7.4.4.2 The Use of Average Damages
A special case of the income distributional weights approach is to estimate
the money value of impacts for different groups of individuals or countries
and then apply the average damage to all individuals and countries. The best
example of this is the value attached to changes in the risk of death. These
risks are valued in terms of the statistical value of life, which caused much
controversy in SAR (IPCC 1996a, Chapter 6). The value of a statistical
life (VSL) converts individual WTP to reduce the risk of death into the
value of a life saved, when it is not known which life that will be. For example,
if each person in a community has a WTP of US$10 to reduce the risk of death
by one in a hundred thousand, then the collective WTP of a group of 100,000
is US$1 million for a measure that would, on average, save one life. Hence,
the figure of US$1 million is referred to as the VSL. This measure is one way
of valuing changes in risks of mortality. Other ways include a human capital
approach, which values the loss of income and multiplies it by the change in
risk, or a life years lost approach, which takes the WTP for life
years that could be lost as a result of changes in the survival probabilities
an individual faces. Of these, the VSL has been used most commonly in recent
years. The human capital approach is not well founded in terms of welfare and
the life years lost approach is still being developed.

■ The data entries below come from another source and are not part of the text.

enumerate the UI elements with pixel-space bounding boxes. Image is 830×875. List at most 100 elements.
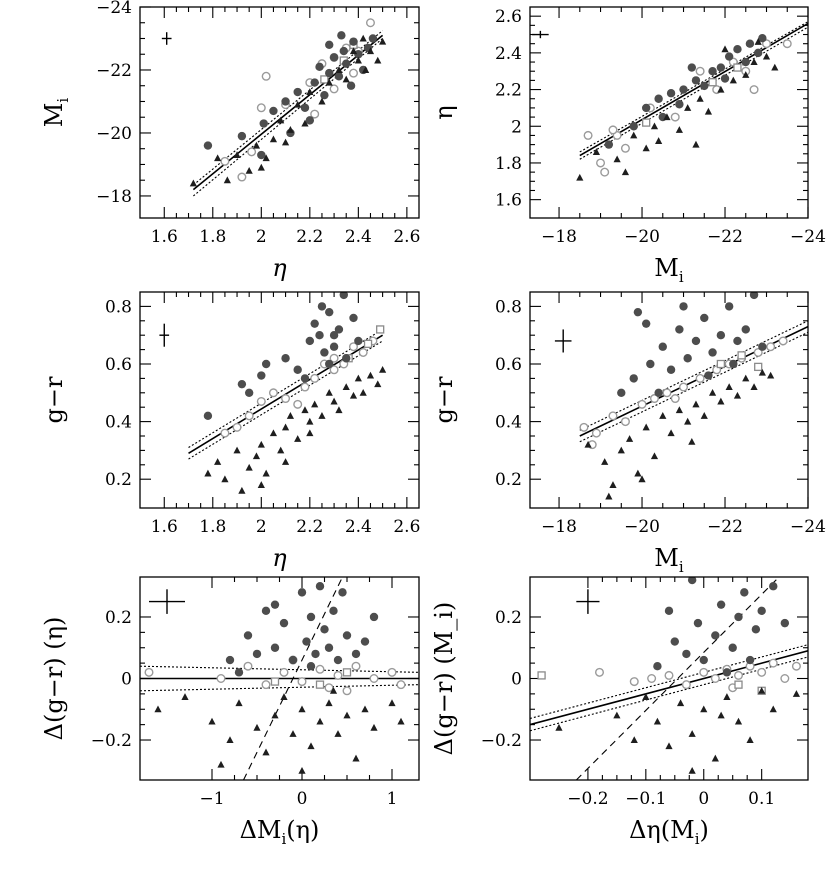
filled-circle-point (338, 588, 347, 597)
open-square-point (342, 668, 352, 677)
filled-circle-point (354, 50, 363, 59)
triangle-point (325, 78, 333, 86)
x-tick-label: 2.2 (296, 517, 323, 537)
open-circle-point (647, 674, 657, 684)
open-circle-point (297, 677, 307, 687)
x-axis-title: Mi (654, 254, 684, 286)
y-tick-label: 0 (511, 670, 522, 690)
triangle-point (630, 131, 638, 139)
triangle-point (226, 736, 234, 744)
fit-line-dashed (575, 577, 780, 780)
filled-circle-point (270, 643, 280, 652)
triangle-point (154, 705, 162, 713)
triangle-point (298, 766, 306, 774)
filled-circle-point (769, 582, 778, 591)
filled-circle-point (728, 643, 737, 652)
fit-line-dotted (530, 644, 808, 720)
filled-circle-point (306, 661, 316, 671)
x-tick-label: 1.6 (151, 517, 178, 537)
filled-circle-point (339, 292, 348, 300)
y-tick-label: −22 (96, 61, 132, 81)
y-tick-label: −0.2 (481, 731, 522, 751)
filled-circle-point (349, 313, 358, 323)
triangle-point (688, 437, 696, 445)
y-axis-title: Mi (40, 98, 72, 128)
triangle-point (277, 116, 285, 124)
triangle-point (675, 126, 683, 133)
x-tick-label: −20 (624, 227, 660, 247)
x-axis-title: η (272, 544, 287, 572)
open-square-point (754, 362, 763, 372)
filled-circle-point (360, 637, 370, 646)
open-circle-point (670, 112, 680, 122)
triangle-point (704, 107, 713, 115)
triangle-point (325, 389, 333, 396)
filled-circle-point (293, 365, 302, 374)
y-tick-label: 0.4 (495, 413, 522, 433)
x-tick-label: −0.1 (625, 789, 666, 809)
triangle-point (349, 47, 358, 55)
x-tick-label: 1.8 (199, 227, 226, 247)
filled-circle-point (693, 618, 703, 628)
x-axis-title: η (272, 254, 287, 282)
triangle-point (676, 699, 685, 707)
y-tick-label: 0.2 (105, 470, 132, 490)
plot-frame (139, 6, 420, 219)
open-circle-point (342, 686, 352, 696)
open-circle-point (369, 674, 379, 684)
triangle-point (307, 742, 315, 750)
filled-circle-point (281, 354, 290, 363)
filled-circle-point (270, 600, 280, 609)
y-tick-label: 2.4 (495, 44, 522, 64)
filled-circle-point (325, 40, 334, 49)
filled-circle-point (261, 606, 271, 616)
open-circle-point (766, 342, 776, 352)
filled-circle-point (257, 150, 266, 160)
triangle-point (717, 397, 725, 405)
open-circle-point (310, 373, 320, 383)
open-circle-point (329, 365, 339, 375)
triangle-point (298, 705, 306, 713)
triangle-point (374, 380, 382, 388)
x-axis-title-sub: i (679, 558, 684, 576)
filled-circle-point (339, 46, 348, 56)
triangle-point (262, 154, 270, 162)
triangle-point (721, 45, 729, 53)
filled-circle-point (641, 103, 651, 113)
x-axis-title-tail: ) (700, 816, 709, 844)
filled-circle-point (729, 359, 738, 369)
fit-line-dotted (530, 656, 808, 732)
filled-circle-point (700, 81, 709, 91)
filled-circle-point (711, 631, 720, 640)
x-tick-label: 2 (256, 517, 267, 537)
triangle-point (245, 463, 253, 471)
filled-circle-point (334, 72, 344, 81)
open-circle-point (753, 347, 763, 357)
triangle-point (642, 423, 650, 431)
filled-circle-point (342, 631, 352, 640)
filled-circle-point (310, 78, 319, 87)
triangle-point (601, 458, 609, 465)
open-circle-point (256, 396, 266, 406)
triangle-point (758, 687, 766, 694)
filled-circle-point (708, 348, 717, 357)
triangle-point (252, 452, 261, 460)
triangle-point (289, 730, 297, 737)
triangle-point (754, 38, 762, 45)
open-circle-point (281, 394, 291, 404)
fit-line-dotted (579, 26, 808, 160)
x-axis-title-sub: i (281, 830, 286, 848)
filled-circle-point (237, 379, 247, 389)
triangle-point (325, 699, 333, 707)
triangle-point (334, 730, 342, 737)
plot-frame (139, 291, 420, 509)
y-tick-label: 0.6 (105, 355, 132, 375)
y-axis-title: g−r (40, 376, 68, 423)
triangle-point (642, 144, 650, 152)
panel-4: −18 −20 −22 −24 0.2 0.4 0.6 0.8 Mi g−r (430, 291, 826, 576)
x-tick-label: 2.2 (296, 227, 323, 247)
y-tick-label: 0.2 (105, 608, 132, 628)
filled-circle-point (757, 606, 766, 616)
open-circle-point (300, 382, 310, 392)
x-tick-label: −22 (707, 227, 743, 247)
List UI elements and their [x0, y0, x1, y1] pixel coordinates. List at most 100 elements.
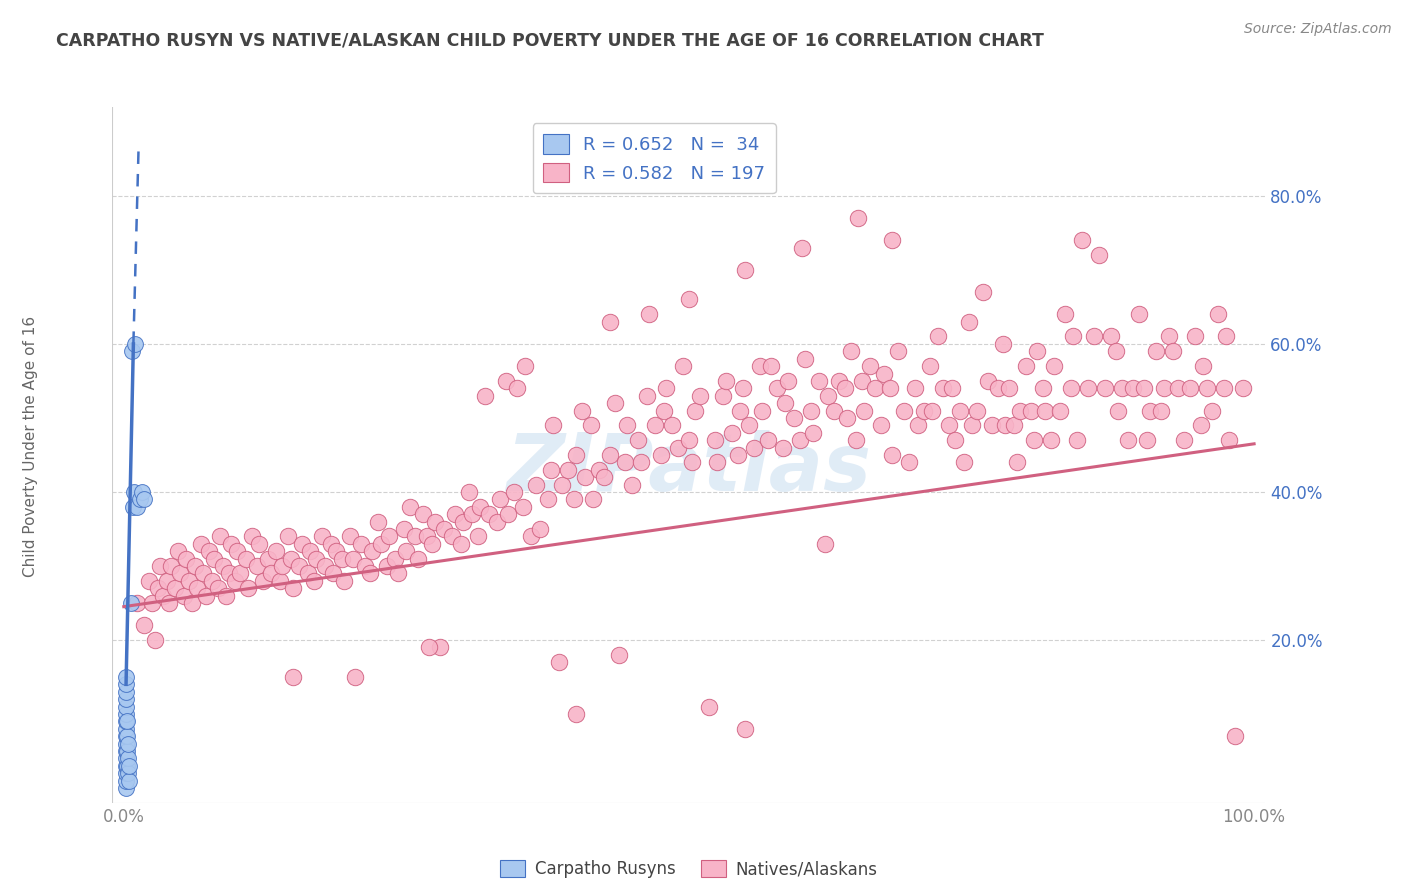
Point	[986, 381, 1008, 395]
Point	[1159, 329, 1181, 343]
Point	[756, 433, 779, 447]
Point	[353, 558, 375, 573]
Point	[122, 484, 145, 499]
Point	[179, 574, 201, 588]
Point	[932, 381, 955, 395]
Point	[1189, 418, 1212, 433]
Point	[879, 381, 901, 395]
Point	[980, 418, 1002, 433]
Point	[851, 374, 873, 388]
Point	[1184, 329, 1206, 343]
Point	[749, 359, 772, 373]
Point	[613, 455, 636, 469]
Point	[361, 544, 384, 558]
Point	[912, 403, 935, 417]
Point	[1039, 433, 1062, 447]
Point	[163, 581, 186, 595]
Point	[977, 374, 1000, 388]
Point	[173, 589, 195, 603]
Point	[1133, 381, 1156, 395]
Point	[921, 403, 943, 417]
Point	[339, 529, 361, 543]
Point	[214, 589, 236, 603]
Point	[1173, 433, 1195, 447]
Point	[406, 551, 429, 566]
Point	[134, 492, 156, 507]
Point	[311, 529, 333, 543]
Point	[418, 640, 440, 655]
Point	[1004, 418, 1026, 433]
Point	[319, 537, 342, 551]
Point	[299, 544, 322, 558]
Point	[557, 463, 579, 477]
Point	[949, 403, 972, 417]
Point	[115, 773, 138, 788]
Point	[571, 403, 593, 417]
Text: ZIPatlas: ZIPatlas	[506, 430, 872, 508]
Point	[994, 418, 1017, 433]
Point	[266, 544, 288, 558]
Point	[574, 470, 596, 484]
Point	[115, 751, 138, 765]
Point	[186, 581, 208, 595]
Point	[145, 632, 167, 647]
Point	[218, 566, 240, 581]
Point	[562, 492, 585, 507]
Point	[938, 418, 960, 433]
Point	[834, 381, 856, 395]
Point	[1060, 381, 1083, 395]
Point	[370, 537, 392, 551]
Point	[117, 751, 139, 765]
Text: CARPATHO RUSYN VS NATIVE/ALASKAN CHILD POVERTY UNDER THE AGE OF 16 CORRELATION C: CARPATHO RUSYN VS NATIVE/ALASKAN CHILD P…	[56, 31, 1045, 49]
Point	[1099, 329, 1122, 343]
Point	[506, 381, 529, 395]
Point	[644, 418, 666, 433]
Point	[249, 537, 271, 551]
Point	[314, 558, 336, 573]
Point	[325, 544, 347, 558]
Point	[115, 677, 138, 691]
Point	[548, 655, 571, 669]
Point	[1232, 381, 1254, 395]
Point	[283, 581, 305, 595]
Point	[1033, 403, 1056, 417]
Point	[167, 544, 190, 558]
Point	[269, 574, 291, 588]
Point	[1049, 403, 1071, 417]
Point	[489, 492, 512, 507]
Point	[302, 574, 325, 588]
Point	[412, 507, 434, 521]
Point	[208, 529, 231, 543]
Point	[672, 359, 695, 373]
Point	[378, 529, 401, 543]
Point	[117, 737, 139, 751]
Point	[727, 448, 749, 462]
Point	[1206, 307, 1229, 321]
Point	[375, 558, 398, 573]
Point	[790, 241, 813, 255]
Point	[330, 551, 353, 566]
Point	[1122, 381, 1144, 395]
Point	[246, 558, 269, 573]
Point	[174, 551, 197, 566]
Point	[115, 766, 138, 780]
Point	[627, 433, 650, 447]
Point	[800, 403, 823, 417]
Point	[115, 714, 138, 729]
Point	[898, 455, 921, 469]
Point	[524, 477, 547, 491]
Point	[283, 670, 305, 684]
Point	[607, 648, 630, 662]
Point	[1153, 381, 1175, 395]
Point	[697, 699, 720, 714]
Point	[423, 515, 446, 529]
Point	[160, 558, 183, 573]
Point	[907, 418, 929, 433]
Point	[1071, 233, 1094, 247]
Point	[882, 448, 904, 462]
Point	[117, 766, 139, 780]
Point	[817, 389, 839, 403]
Point	[127, 500, 149, 514]
Point	[422, 537, 444, 551]
Point	[240, 529, 263, 543]
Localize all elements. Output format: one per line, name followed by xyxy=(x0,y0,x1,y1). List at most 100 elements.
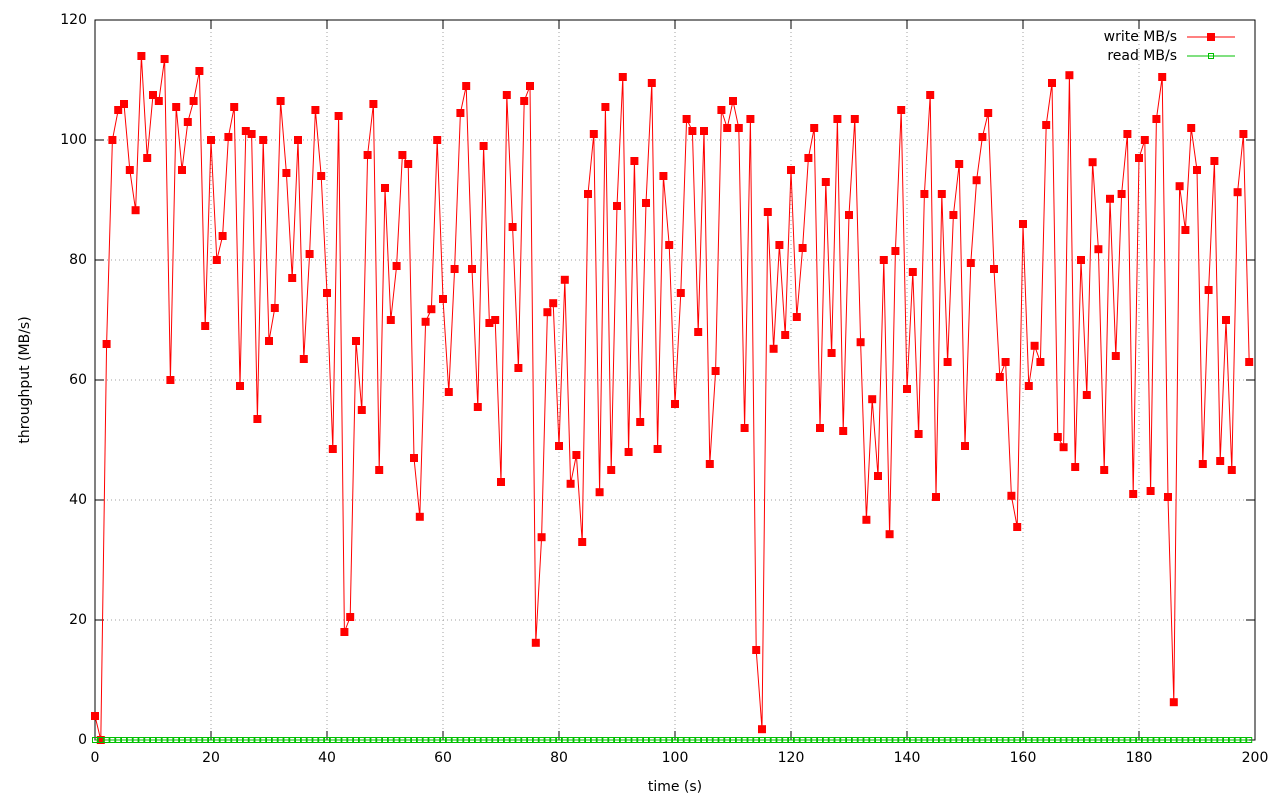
y-tick-label: 20 xyxy=(69,612,87,628)
point-marker xyxy=(647,79,656,87)
point-marker xyxy=(144,737,151,743)
point-marker xyxy=(381,184,389,192)
point-marker xyxy=(300,737,307,743)
point-marker xyxy=(329,737,336,743)
point-marker xyxy=(404,160,413,168)
point-marker xyxy=(520,97,529,105)
point-marker xyxy=(1043,737,1050,743)
point-marker xyxy=(1228,737,1235,743)
point-marker xyxy=(202,737,209,743)
point-marker xyxy=(502,91,511,99)
y-axis-title: throughput (MB/s) xyxy=(17,316,33,443)
point-marker xyxy=(1198,460,1207,468)
x-tick-label: 200 xyxy=(1242,750,1269,766)
point-marker xyxy=(208,737,214,743)
point-marker xyxy=(886,737,893,743)
point-marker xyxy=(602,737,609,743)
point-marker xyxy=(1140,136,1149,144)
point-marker xyxy=(1078,737,1084,743)
point-marker xyxy=(1117,190,1126,198)
point-marker xyxy=(752,646,761,654)
point-marker xyxy=(625,737,632,743)
point-marker xyxy=(688,127,697,135)
point-marker xyxy=(706,737,713,743)
point-marker xyxy=(729,97,737,105)
point-marker xyxy=(846,737,852,743)
point-marker xyxy=(984,109,993,117)
point-marker xyxy=(705,460,714,468)
point-marker xyxy=(213,737,220,743)
point-marker xyxy=(178,166,186,174)
point-marker xyxy=(856,338,865,347)
point-marker xyxy=(630,157,639,165)
point-marker xyxy=(1049,737,1055,743)
point-marker xyxy=(1193,166,1201,174)
point-marker xyxy=(416,737,423,743)
point-marker xyxy=(276,97,285,105)
point-marker xyxy=(573,737,580,743)
point-marker xyxy=(857,737,864,743)
point-marker xyxy=(718,737,725,743)
point-marker xyxy=(103,737,110,743)
point-marker xyxy=(1175,182,1184,191)
point-marker xyxy=(798,244,807,252)
point-marker xyxy=(1152,115,1161,123)
x-tick-label: 180 xyxy=(1126,750,1153,766)
point-marker xyxy=(1182,737,1189,743)
point-marker xyxy=(1124,737,1131,743)
point-marker xyxy=(363,151,372,159)
point-marker xyxy=(816,424,824,432)
point-marker xyxy=(456,109,465,117)
point-marker xyxy=(1030,341,1039,350)
point-marker xyxy=(1233,188,1242,197)
point-marker xyxy=(1007,491,1016,500)
point-marker xyxy=(1216,457,1225,465)
point-marker xyxy=(769,344,778,353)
point-marker xyxy=(730,737,736,743)
point-marker xyxy=(1181,226,1190,234)
point-marker xyxy=(254,737,261,743)
point-marker xyxy=(370,737,377,743)
point-marker xyxy=(526,82,534,90)
point-marker xyxy=(155,737,162,743)
point-marker xyxy=(891,247,900,255)
point-marker xyxy=(347,737,354,743)
point-marker xyxy=(358,737,365,743)
point-marker xyxy=(382,737,388,743)
point-marker xyxy=(822,737,829,743)
series-line xyxy=(94,55,1250,741)
point-marker xyxy=(579,737,586,743)
point-marker xyxy=(763,208,772,216)
point-marker xyxy=(108,136,117,144)
point-marker xyxy=(440,737,446,743)
point-marker xyxy=(1234,737,1241,743)
point-marker xyxy=(311,106,320,114)
point-marker xyxy=(950,737,957,743)
point-marker xyxy=(1147,737,1154,743)
point-marker xyxy=(764,737,771,743)
point-marker xyxy=(497,478,505,486)
legend-marker xyxy=(1208,53,1214,59)
point-marker xyxy=(427,305,436,314)
point-marker xyxy=(1037,737,1044,743)
point-marker xyxy=(109,737,116,743)
point-marker xyxy=(631,737,638,743)
point-marker xyxy=(131,206,140,215)
point-marker xyxy=(115,737,122,743)
point-marker xyxy=(415,512,424,521)
point-marker xyxy=(759,737,765,743)
point-marker xyxy=(810,124,819,132)
point-marker xyxy=(318,737,325,743)
point-marker xyxy=(862,515,871,524)
point-marker xyxy=(288,274,297,282)
point-marker xyxy=(1164,493,1172,501)
point-marker xyxy=(839,427,848,435)
point-marker xyxy=(462,82,471,90)
point-marker xyxy=(121,737,127,743)
point-marker xyxy=(1059,443,1068,452)
point-marker xyxy=(1024,382,1033,390)
point-marker xyxy=(683,737,690,743)
point-marker xyxy=(1188,737,1195,743)
point-marker xyxy=(1246,737,1253,743)
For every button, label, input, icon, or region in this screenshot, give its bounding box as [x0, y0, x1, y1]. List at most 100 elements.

The VSL is generally lower in poor countries than in rich countries, but it
is considered unacceptable by many analysts to impose different values for a
policy that has to be international in scope and decided by the international
community. In these circumstances, analysts use average VSL and apply it to
all countries. Of course, such a value is not what individuals would pay for
the reduction in risk, but it is an equity adjusted value, in which
greater weight is given to the WTP of lower income groups. On the basis of EU
and US VSLs and a weighting system that has some broad appeal in terms of government
policies towards income distribution, Eyre et al. (1998) estimate the average
world VSL at around 1 million Euros (approximately US$1 million at 1999 exchange
rates).20
Formally, it can be shown that the use of average values for damages implies
income weights based on an elasticity of one, which, as can be seen from above,
is broadly consistent with government policies towards income redistribution
(Fankhauser et al., 1997; Eyre et al., 1998). The advantage of this approach
is that it addresses equity concerns while retaining a valuation of damages
that is broadly consistent with the efficiency approach. Such an approach may
be a way to reflect the equal value of lives as seen from a global policy perspective.
National perspectives and opportunities should be addressed in another way.